9/20/09

What did my charming son do on Friday?

I don't think you will ever know if you are cut out to be a mother until some event takes place that is so far out of what you think can happen that you are in new territory.
We came home from school and things were fine. He wanted to do some crafts until his Dad came home- it was only about an hour until that happened. The dining room table is where we usually do our crafts-but currently it's full of Etsy items that haven't been put away (my bad). I told him he could work at his desk in the living room. He wanted glitter- but the living room is carpeted, so no glitter. But, I gave him construction paper, glue sticks, markers, scissors and crayons. I was on the computer in the next room (which is open to the living room) and he was in there for about 20 minutes.

Now, with the stage set, let me tell you what I found. He took after my CURTAINS with the SCISSORS. He managed to try to cut out shapes etc... in/on 3 curtains. The denim resisted his advances, but the white duck gave him what he wanted. It never had a chance.
He was silent but deadly. I was less than 15 ft from him and I never had a clue.
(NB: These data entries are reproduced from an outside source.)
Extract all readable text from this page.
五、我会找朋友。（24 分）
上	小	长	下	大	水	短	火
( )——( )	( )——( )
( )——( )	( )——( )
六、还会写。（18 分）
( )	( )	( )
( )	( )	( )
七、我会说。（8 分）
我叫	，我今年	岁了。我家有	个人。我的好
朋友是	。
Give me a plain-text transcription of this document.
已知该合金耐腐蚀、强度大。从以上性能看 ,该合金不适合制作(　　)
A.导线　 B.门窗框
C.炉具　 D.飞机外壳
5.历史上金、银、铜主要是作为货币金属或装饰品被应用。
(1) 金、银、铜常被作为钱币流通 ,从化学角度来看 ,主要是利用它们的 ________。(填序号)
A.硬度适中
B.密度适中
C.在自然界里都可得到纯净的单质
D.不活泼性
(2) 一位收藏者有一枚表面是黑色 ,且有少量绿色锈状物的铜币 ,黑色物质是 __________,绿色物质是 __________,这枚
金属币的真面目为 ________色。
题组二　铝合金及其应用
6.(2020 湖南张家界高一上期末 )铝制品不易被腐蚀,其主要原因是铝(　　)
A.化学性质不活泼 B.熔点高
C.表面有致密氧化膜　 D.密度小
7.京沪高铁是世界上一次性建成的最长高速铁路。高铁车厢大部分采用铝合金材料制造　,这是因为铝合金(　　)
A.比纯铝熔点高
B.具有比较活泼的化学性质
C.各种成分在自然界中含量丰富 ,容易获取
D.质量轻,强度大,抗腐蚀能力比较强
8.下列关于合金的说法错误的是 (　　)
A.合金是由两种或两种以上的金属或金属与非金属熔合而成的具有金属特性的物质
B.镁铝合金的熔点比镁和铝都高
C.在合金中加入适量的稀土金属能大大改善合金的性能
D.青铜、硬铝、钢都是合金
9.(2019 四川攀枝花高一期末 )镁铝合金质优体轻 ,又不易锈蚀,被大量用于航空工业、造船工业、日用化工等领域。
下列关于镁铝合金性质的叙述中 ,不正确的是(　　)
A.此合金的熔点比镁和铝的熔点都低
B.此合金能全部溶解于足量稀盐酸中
This is where I can tell you that I know now that I am firmly against corporal punishment. I thought I was before, but since he came out of this without even a spank on the butt, I know that that is how I feel.
So, how was he punished if I don't believe in spanking?
1. weekends are his cartoon time. He loves cartoons. He has no cartoons this weekend, and he knows that he brought this on himself. He hasn't even asked to see any.
2. No more arts/crafts anywhere but the main table with me around for a while. This upset him because he says he's a big boy. I said big boys don't cut up their mothers curtains. He loves art and I don't want him not to love it, so it's a fine line I have here.
3. I took all the money out of his piggy bank to pay for the curtains. I explained, and showed him, that he had enough money to buy a large Playmobil Egypt set. (he loves those things) I told him he had to buy me new curtains to replace the ones he cut up. I took 44.00 total from his piggy bank. We talked about how many rocks he picked up in the yard to get that money etc... it really got to him to see it all go away.
4. Lastly, he spent a lot of time talking to me about what the hell he was thinking. We discussed how things belong to people. That I really liked those curtains. I think that he understood what he did was wrong, and that sometimes just saying sorry isn't enough. I hope so at least. He was concerned that I was going to cut up something of his. We talked about how two wrongs don't make a right. That destroying something of his wasn't going to make what he did go away, or make it right.

I was so surprised that I was so calm. Surprised, but somewhat happy. My patience has been tested before with the kiddo, but I've been had my curtains cut to shreds by someone that I love, and it was interesting in hindsight to see my reaction to it.
I think this turned out to be a learning experience for both of us. I'm not going to say it was a good thing though.
It did get me to put up my winter curtains though....

8 comments:

Anonymous said...

holy crap, TFD, LOL.....What a good mother you are.

xxjendavid

Anne At Large said...

Yeah, that sounds like a very reasonable, well-explained response. Piggy bank + no cartoons sounds very fair and clearly makes him see the results of his actions. How old is this kid now?

thefarmersdaughter said...

5 and 1/2. Old enough to know better. Old enough to understand.

I don't think kids should be spanked. I never have. I still don't. The boy is pretty well behaved, even if this story doesn't show it.

Alana in Canada said...

I think you handled that really well. Really well! I'm glad he had a piggy bank. My kids don't. (Hubby is adament we "can't afford it."

Well done, Mom.

thefarmersdaughter said...

he loves money. He picks up rocks in the yard and pine cones for quarters. I bribed him with quarters to learn how to snap his own pants and wipe his own butt. He has lost two teeth and got money for that, and he has some extentended family that give him dollars for holidays.
He has bought two of his own toys with his money already-now my curtains- and he's already trying to re-earn money again to buy a new toy.

Anonymous said...

"He was concerned that I was going to cut up something of his."

Kids sense of justice is funny. Totally playground retribution there--if someone had messed my stuff up as a kid, I'd have been right on it to mess up theirs. :)

I'm guessing he was a little relieved you don't roll that way.

Anne At Large said...

Hey if he has the motivation to work for quarters maybe that will be good motivation to NOT CUT UP OTHER PEOPLE'S STUFF. This seems like logical parenting from where I'm sitting. Although cutting up something of his would have gotten the message across as well, I feel like you made the better choice ;)

thefarmersdaughter said...

it's a fine line with a 5 yr old. He needs to learn a lesson, but not be terrorized. I think that cuting something up wouldn't have taught the lesson I wanted him to come away with in the end.
It's been almost a week now, and he's been perfect since the "incident" so I'm happy.